Esta mutación epistemológica y metodológica, iniciada por Karl Marx, y continuada entre otros por sociólogos tales como Max Weber y Émile Durkheim, permitió poner en cuestión los presupuestos de la historia global, que convertía al análisis histórico en el discurso de la continuidad, y hacía de la conciencia humana el sujeto originario de todo proceso social, una historia, en fin, conciliadora que concebía el tiempo de forma totalizante y las revoluciones como tomas de conciencia4.

El descentramiento operado por Marx mediante el análisis histórico de las relaciones capitalistas de producción, fue prolongado por Weber y Durkheim. Weber se opuso también a una historia de signo globalizante, según la cual los diferentes procesos sociales pueden ser reducidos a una forma única, a una determinada visión del mundo, a un sistema de valores, o a un tipo coherente de civilización. Y lo mismo sucedió con Durkheim quien, con su concepción de la génesis de las instituciones, rompió con la historia global, que investigaba los fundamentos originarios y convertía a un determinado tipo de racionalidad en el telos de la humanidad, ligando toda la historia del pensamiento a la salvaguarda de esa racionalidad y a la necesidad de una vuelta siempre renovada a ese fundamento.

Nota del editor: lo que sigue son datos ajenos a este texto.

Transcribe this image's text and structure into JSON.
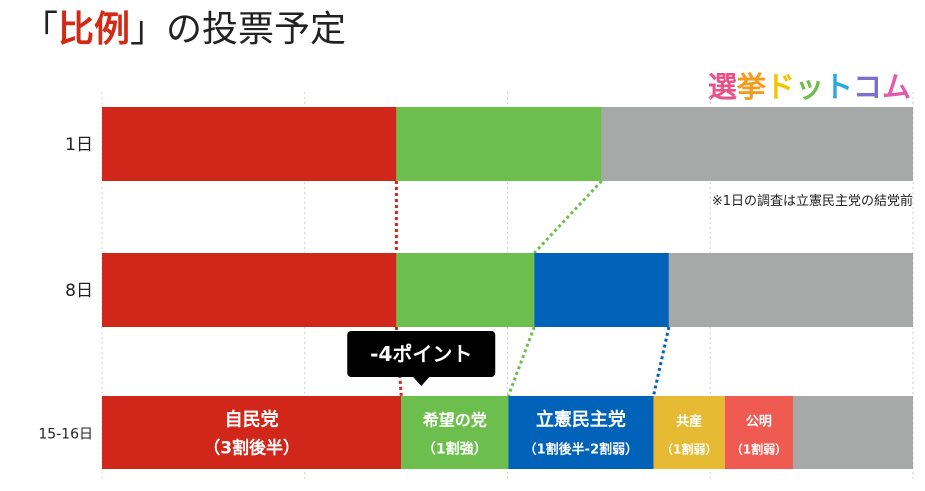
{
  "header": {
    "title_open": "「",
    "title_accent": "比例",
    "title_close": "」の投票予定",
    "logo_chars": [
      {
        "text": "選",
        "color": "#e8508a"
      },
      {
        "text": "挙",
        "color": "#f59a1c"
      },
      {
        "text": "ド",
        "color": "#f2c500"
      },
      {
        "text": "ッ",
        "color": "#6cc04a"
      },
      {
        "text": "ト",
        "color": "#2aa9e0"
      },
      {
        "text": "コ",
        "color": "#7b6fd0"
      },
      {
        "text": "ム",
        "color": "#e25ba9"
      }
    ],
    "note": "※1日の調査は立憲民主党の結党前"
  },
  "chart_data": {
    "type": "bar",
    "orientation": "horizontal",
    "stacked": true,
    "normalized": true,
    "categories": [
      "1日",
      "8日",
      "15-16日"
    ],
    "grid": true,
    "series": [
      {
        "key": "ldp",
        "color": "#d0271a",
        "values": [
          36.3,
          36.3,
          36.9
        ],
        "labels": [
          null,
          null,
          {
            "line1": "自民党",
            "line2": "（3割後半）"
          }
        ]
      },
      {
        "key": "kibou",
        "color": "#6dbf4d",
        "values": [
          25.3,
          17.0,
          13.2
        ],
        "labels": [
          null,
          null,
          {
            "line1": "希望の党",
            "line2": "（1割強）"
          }
        ]
      },
      {
        "key": "cdp",
        "color": "#0062b9",
        "values": [
          0,
          16.6,
          17.9
        ],
        "labels": [
          null,
          null,
          {
            "line1": "立憲民主党",
            "line2": "（1割後半-2割弱）"
          }
        ]
      },
      {
        "key": "jcp",
        "color": "#e6bb33",
        "values": [
          0,
          0,
          8.8
        ],
        "labels": [
          null,
          null,
          {
            "line1": "共産",
            "line2": "（1割弱）"
          }
        ]
      },
      {
        "key": "komei",
        "color": "#ef5a51",
        "values": [
          0,
          0,
          8.4
        ],
        "labels": [
          null,
          null,
          {
            "line1": "公明",
            "line2": "（1割弱）"
          }
        ]
      },
      {
        "key": "other",
        "color": "#a7a9a8",
        "values": [
          38.4,
          30.1,
          14.8
        ],
        "labels": [
          null,
          null,
          null
        ]
      }
    ],
    "annotation": {
      "text": "-4ポイント",
      "series": "kibou",
      "category": "15-16日"
    },
    "connectors": [
      {
        "from": "1日",
        "to": "8日",
        "after_series": "ldp",
        "color": "#d0271a"
      },
      {
        "from": "8日",
        "to": "15-16日",
        "after_series": "ldp",
        "color": "#d0271a"
      },
      {
        "from": "1日",
        "to": "8日",
        "after_series": "kibou",
        "color": "#6dbf4d"
      },
      {
        "from": "8日",
        "to": "15-16日",
        "after_series": "kibou",
        "color": "#6dbf4d"
      },
      {
        "from": "8日",
        "to": "15-16日",
        "after_series": "cdp",
        "color": "#0062b9"
      }
    ]
  }
}
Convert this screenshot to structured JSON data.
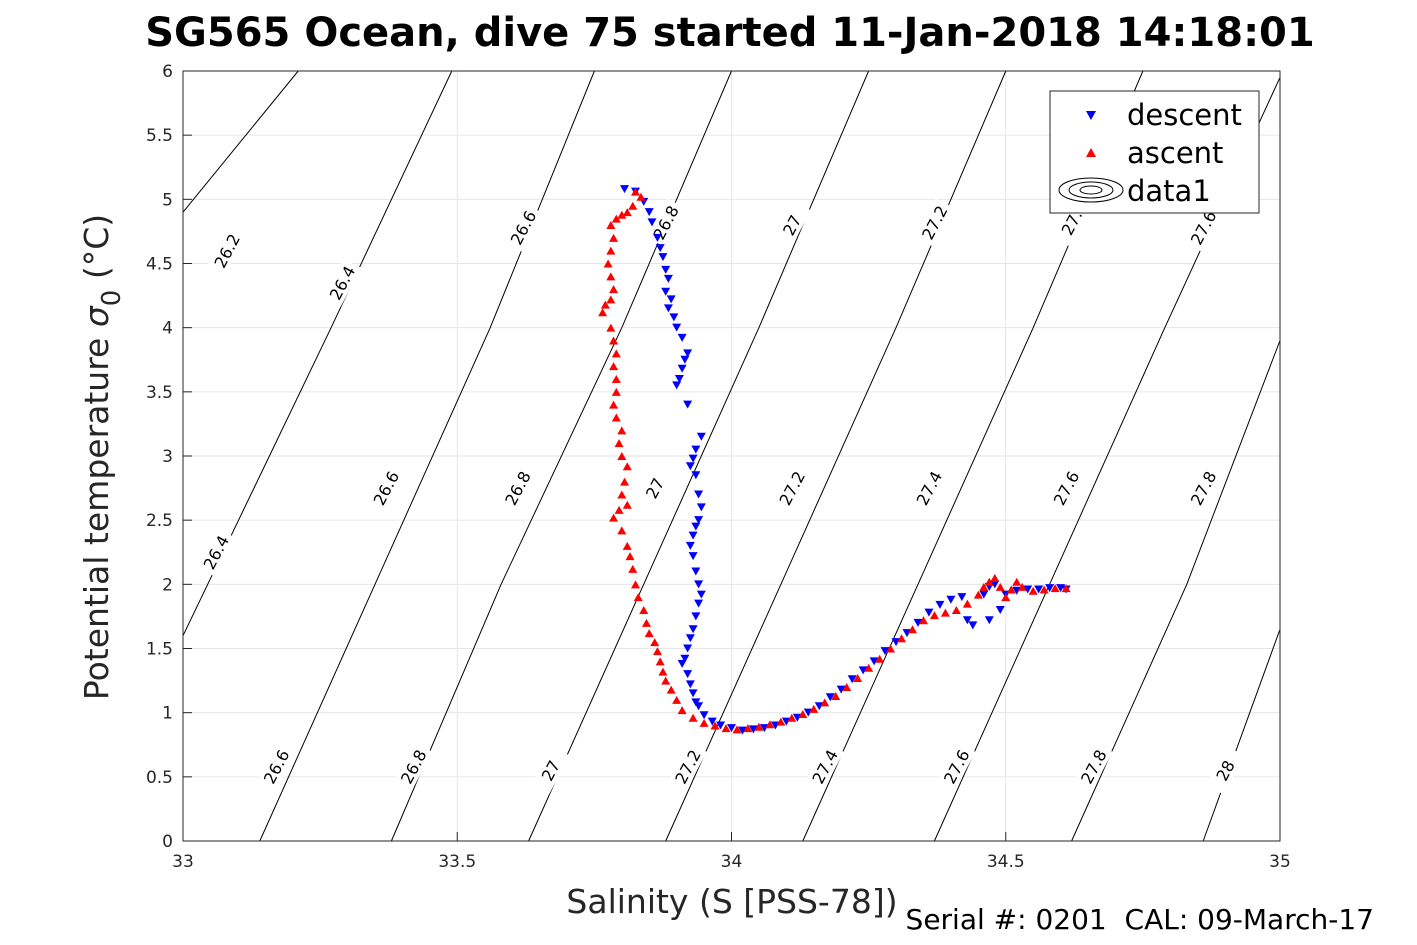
{
  "chart_data": {
    "type": "scatter",
    "title": "SG565 Ocean, dive 75 started 11-Jan-2018 14:18:01",
    "xlabel": "Salinity (S [PSS-78])",
    "ylabel": "Potential temperature",
    "ylabel_symbol": "σ",
    "ylabel_sub": "0",
    "ylabel_unit": "(°C)",
    "footer": "Serial #: 0201  CAL: 09-March-17",
    "xlim": [
      33,
      35
    ],
    "ylim": [
      0,
      6
    ],
    "xticks": [
      "33",
      "33.5",
      "34",
      "34.5",
      "35"
    ],
    "yticks": [
      "0",
      "0.5",
      "1",
      "1.5",
      "2",
      "2.5",
      "3",
      "3.5",
      "4",
      "4.5",
      "5",
      "5.5",
      "6"
    ],
    "grid": true,
    "legend": {
      "placement": "top-right",
      "entries": [
        {
          "name": "descent",
          "marker": "triangle-down",
          "color": "#0000ff"
        },
        {
          "name": "ascent",
          "marker": "triangle-up",
          "color": "#ff0000"
        },
        {
          "name": "data1",
          "marker": "contour",
          "color": "#000000"
        }
      ]
    },
    "contours": [
      {
        "level": "26.2",
        "points": [
          [
            33.0,
            4.9
          ],
          [
            33.21,
            6.0
          ]
        ]
      },
      {
        "level": "26.4",
        "points": [
          [
            33.0,
            1.6
          ],
          [
            33.27,
            4.0
          ],
          [
            33.49,
            6.0
          ]
        ]
      },
      {
        "level": "26.6",
        "points": [
          [
            33.14,
            0.0
          ],
          [
            33.35,
            2.0
          ],
          [
            33.56,
            4.0
          ],
          [
            33.75,
            6.0
          ]
        ]
      },
      {
        "level": "26.8",
        "points": [
          [
            33.38,
            0.0
          ],
          [
            33.58,
            2.0
          ],
          [
            33.8,
            4.0
          ],
          [
            34.0,
            6.0
          ]
        ]
      },
      {
        "level": "27",
        "points": [
          [
            33.63,
            0.0
          ],
          [
            33.84,
            2.0
          ],
          [
            34.05,
            4.0
          ],
          [
            34.25,
            6.0
          ]
        ]
      },
      {
        "level": "27.2",
        "points": [
          [
            33.88,
            0.0
          ],
          [
            34.09,
            2.0
          ],
          [
            34.3,
            4.0
          ],
          [
            34.5,
            6.0
          ]
        ]
      },
      {
        "level": "27.4",
        "points": [
          [
            34.13,
            0.0
          ],
          [
            34.34,
            2.0
          ],
          [
            34.55,
            4.0
          ],
          [
            34.75,
            6.0
          ]
        ]
      },
      {
        "level": "27.6",
        "points": [
          [
            34.37,
            0.0
          ],
          [
            34.58,
            2.0
          ],
          [
            34.79,
            4.0
          ],
          [
            35.0,
            5.95
          ]
        ]
      },
      {
        "level": "27.8",
        "points": [
          [
            34.62,
            0.0
          ],
          [
            34.83,
            2.0
          ],
          [
            35.0,
            3.9
          ]
        ]
      },
      {
        "level": "28",
        "points": [
          [
            34.86,
            0.0
          ],
          [
            35.0,
            1.65
          ]
        ]
      }
    ],
    "contour_labels": [
      {
        "text": "26.2",
        "x": 33.08,
        "y": 4.6
      },
      {
        "text": "26.4",
        "x": 33.29,
        "y": 4.35
      },
      {
        "text": "26.6",
        "x": 33.62,
        "y": 4.78
      },
      {
        "text": "26.8",
        "x": 33.88,
        "y": 4.82
      },
      {
        "text": "27",
        "x": 34.11,
        "y": 4.8
      },
      {
        "text": "27.2",
        "x": 34.37,
        "y": 4.82
      },
      {
        "text": "27.",
        "x": 34.62,
        "y": 4.82
      },
      {
        "text": "27.6",
        "x": 34.86,
        "y": 4.78
      },
      {
        "text": "26.4",
        "x": 33.06,
        "y": 2.25
      },
      {
        "text": "26.6",
        "x": 33.37,
        "y": 2.75
      },
      {
        "text": "26.8",
        "x": 33.61,
        "y": 2.75
      },
      {
        "text": "27",
        "x": 33.86,
        "y": 2.75
      },
      {
        "text": "27.2",
        "x": 34.11,
        "y": 2.75
      },
      {
        "text": "27.4",
        "x": 34.36,
        "y": 2.75
      },
      {
        "text": "27.6",
        "x": 34.61,
        "y": 2.75
      },
      {
        "text": "27.8",
        "x": 34.86,
        "y": 2.75
      },
      {
        "text": "26.6",
        "x": 33.17,
        "y": 0.58
      },
      {
        "text": "26.8",
        "x": 33.42,
        "y": 0.58
      },
      {
        "text": "27",
        "x": 33.67,
        "y": 0.55
      },
      {
        "text": "27.2",
        "x": 33.92,
        "y": 0.58
      },
      {
        "text": "27.4",
        "x": 34.17,
        "y": 0.58
      },
      {
        "text": "27.6",
        "x": 34.41,
        "y": 0.58
      },
      {
        "text": "27.8",
        "x": 34.66,
        "y": 0.58
      },
      {
        "text": "28",
        "x": 34.9,
        "y": 0.55
      }
    ],
    "series": [
      {
        "name": "descent",
        "marker": "triangle-down",
        "color": "#0000ff",
        "points": [
          [
            33.805,
            5.08
          ],
          [
            33.825,
            5.06
          ],
          [
            33.84,
            4.98
          ],
          [
            33.85,
            4.9
          ],
          [
            33.855,
            4.82
          ],
          [
            33.865,
            4.7
          ],
          [
            33.87,
            4.62
          ],
          [
            33.875,
            4.55
          ],
          [
            33.88,
            4.45
          ],
          [
            33.885,
            4.38
          ],
          [
            33.88,
            4.28
          ],
          [
            33.89,
            4.22
          ],
          [
            33.885,
            4.15
          ],
          [
            33.895,
            4.08
          ],
          [
            33.9,
            4.0
          ],
          [
            33.91,
            3.92
          ],
          [
            33.92,
            3.8
          ],
          [
            33.915,
            3.75
          ],
          [
            33.91,
            3.68
          ],
          [
            33.905,
            3.6
          ],
          [
            33.9,
            3.55
          ],
          [
            33.92,
            3.4
          ],
          [
            33.945,
            3.15
          ],
          [
            33.935,
            3.05
          ],
          [
            33.93,
            2.98
          ],
          [
            33.925,
            2.92
          ],
          [
            33.935,
            2.85
          ],
          [
            33.94,
            2.7
          ],
          [
            33.945,
            2.6
          ],
          [
            33.94,
            2.5
          ],
          [
            33.935,
            2.45
          ],
          [
            33.93,
            2.38
          ],
          [
            33.925,
            2.3
          ],
          [
            33.93,
            2.22
          ],
          [
            33.935,
            2.1
          ],
          [
            33.94,
            2.0
          ],
          [
            33.945,
            1.92
          ],
          [
            33.94,
            1.85
          ],
          [
            33.935,
            1.75
          ],
          [
            33.93,
            1.65
          ],
          [
            33.925,
            1.58
          ],
          [
            33.92,
            1.5
          ],
          [
            33.915,
            1.42
          ],
          [
            33.91,
            1.38
          ],
          [
            33.92,
            1.3
          ],
          [
            33.925,
            1.22
          ],
          [
            33.93,
            1.15
          ],
          [
            33.935,
            1.08
          ],
          [
            33.94,
            1.05
          ],
          [
            33.95,
            0.98
          ],
          [
            33.965,
            0.93
          ],
          [
            33.98,
            0.9
          ],
          [
            34.0,
            0.88
          ],
          [
            34.02,
            0.86
          ],
          [
            34.04,
            0.87
          ],
          [
            34.06,
            0.88
          ],
          [
            34.08,
            0.9
          ],
          [
            34.1,
            0.93
          ],
          [
            34.12,
            0.96
          ],
          [
            34.14,
            1.0
          ],
          [
            34.16,
            1.05
          ],
          [
            34.18,
            1.12
          ],
          [
            34.2,
            1.18
          ],
          [
            34.22,
            1.26
          ],
          [
            34.24,
            1.33
          ],
          [
            34.26,
            1.4
          ],
          [
            34.28,
            1.48
          ],
          [
            34.3,
            1.55
          ],
          [
            34.32,
            1.62
          ],
          [
            34.34,
            1.7
          ],
          [
            34.36,
            1.78
          ],
          [
            34.38,
            1.84
          ],
          [
            34.4,
            1.88
          ],
          [
            34.42,
            1.9
          ],
          [
            34.43,
            1.72
          ],
          [
            34.44,
            1.68
          ],
          [
            34.46,
            1.92
          ],
          [
            34.47,
            1.98
          ],
          [
            34.48,
            2.0
          ],
          [
            34.47,
            1.72
          ],
          [
            34.49,
            1.8
          ],
          [
            34.5,
            1.92
          ],
          [
            34.52,
            1.95
          ],
          [
            34.54,
            1.96
          ],
          [
            34.56,
            1.96
          ],
          [
            34.58,
            1.97
          ],
          [
            34.6,
            1.97
          ],
          [
            34.61,
            1.96
          ]
        ]
      },
      {
        "name": "ascent",
        "marker": "triangle-up",
        "color": "#ff0000",
        "points": [
          [
            33.825,
            5.06
          ],
          [
            33.835,
            5.02
          ],
          [
            33.82,
            4.95
          ],
          [
            33.81,
            4.9
          ],
          [
            33.8,
            4.88
          ],
          [
            33.79,
            4.85
          ],
          [
            33.78,
            4.8
          ],
          [
            33.785,
            4.7
          ],
          [
            33.78,
            4.6
          ],
          [
            33.775,
            4.5
          ],
          [
            33.78,
            4.4
          ],
          [
            33.785,
            4.3
          ],
          [
            33.78,
            4.22
          ],
          [
            33.77,
            4.18
          ],
          [
            33.765,
            4.12
          ],
          [
            33.78,
            4.0
          ],
          [
            33.785,
            3.9
          ],
          [
            33.79,
            3.8
          ],
          [
            33.785,
            3.7
          ],
          [
            33.79,
            3.6
          ],
          [
            33.79,
            3.5
          ],
          [
            33.785,
            3.4
          ],
          [
            33.79,
            3.3
          ],
          [
            33.8,
            3.2
          ],
          [
            33.795,
            3.1
          ],
          [
            33.8,
            3.0
          ],
          [
            33.81,
            2.92
          ],
          [
            33.805,
            2.8
          ],
          [
            33.8,
            2.7
          ],
          [
            33.81,
            2.62
          ],
          [
            33.795,
            2.58
          ],
          [
            33.785,
            2.52
          ],
          [
            33.8,
            2.42
          ],
          [
            33.81,
            2.3
          ],
          [
            33.815,
            2.22
          ],
          [
            33.82,
            2.12
          ],
          [
            33.825,
            2.0
          ],
          [
            33.83,
            1.9
          ],
          [
            33.84,
            1.8
          ],
          [
            33.845,
            1.7
          ],
          [
            33.85,
            1.62
          ],
          [
            33.86,
            1.55
          ],
          [
            33.865,
            1.48
          ],
          [
            33.87,
            1.4
          ],
          [
            33.875,
            1.32
          ],
          [
            33.88,
            1.25
          ],
          [
            33.89,
            1.18
          ],
          [
            33.9,
            1.1
          ],
          [
            33.91,
            1.02
          ],
          [
            33.93,
            0.96
          ],
          [
            33.95,
            0.92
          ],
          [
            33.97,
            0.9
          ],
          [
            33.99,
            0.88
          ],
          [
            34.01,
            0.87
          ],
          [
            34.03,
            0.88
          ],
          [
            34.05,
            0.89
          ],
          [
            34.07,
            0.91
          ],
          [
            34.09,
            0.93
          ],
          [
            34.11,
            0.96
          ],
          [
            34.13,
            0.99
          ],
          [
            34.15,
            1.03
          ],
          [
            34.17,
            1.08
          ],
          [
            34.19,
            1.13
          ],
          [
            34.21,
            1.2
          ],
          [
            34.23,
            1.27
          ],
          [
            34.25,
            1.35
          ],
          [
            34.27,
            1.42
          ],
          [
            34.29,
            1.5
          ],
          [
            34.31,
            1.58
          ],
          [
            34.33,
            1.65
          ],
          [
            34.35,
            1.72
          ],
          [
            34.37,
            1.76
          ],
          [
            34.39,
            1.78
          ],
          [
            34.41,
            1.8
          ],
          [
            34.43,
            1.85
          ],
          [
            34.45,
            1.92
          ],
          [
            34.46,
            1.98
          ],
          [
            34.47,
            2.02
          ],
          [
            34.48,
            2.05
          ],
          [
            34.49,
            1.98
          ],
          [
            34.5,
            1.9
          ],
          [
            34.51,
            1.96
          ],
          [
            34.52,
            2.02
          ],
          [
            34.53,
            1.98
          ],
          [
            34.55,
            1.95
          ],
          [
            34.57,
            1.96
          ],
          [
            34.59,
            1.97
          ],
          [
            34.61,
            1.97
          ]
        ]
      }
    ]
  }
}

La soberanía de un sujeto esencializado, así como las figuras del historicismo y del humanismo filosóficos, que suelen acompañar a la visión proporcionada por la historia global, fueron criticadas por estos pensadores, crítica que se puede hacer extensiva al sujeto psicológico entonces en proceso de formación. Tales innovaciones siguen, sin embargo, sin calar en la práctica de determinados sociólogos, que se han visto en la necesidad de antropologizar el pensamiento marxiano, de convertir a Marx en un historiador de la totalidad o de hacer de él un nuevo humanista. Tampoco han faltado quienes han limado aquellos aspectos más innovadores del pensamiento de Max Weber, especialmente los ligados al estudio de las formas específicas de racionalidad, ni los que han tildado a Durkheim de ser un evolucionista conservador, transformando su concepción de la génesis de las instituciones en una búsqueda de lo originario.

El historicismo, al igual que las concepciones ahistóricas de las producciones sociológicas, puede hacer incurrir a los sociólogos —aunque sea inadvertidamente— en ciertos sesgos: reintroducir el concepto esencialista de naturaleza humana en la explicación de los procesos sociales, decantarse por una visión etnocéntrica de la vida social (abundan las demostraciones de que el modelo parsoniano, por ejemplo, adolece de ambos errores), al tiempo que puede impedir o, al menos, obstaculizar el estudio de los procesos de cambio con suficiente perspectiva. Y es que todavía demasiados sociólogos viven en un mundo espacial newtoniano de tres dimensiones. La cuarta dimensión, la historia, sigue estando ausente de su perspectiva, por lo que en parte renuncian así a una de las condiciones básicas para pensar de forma reflexiva su propio trabajos5.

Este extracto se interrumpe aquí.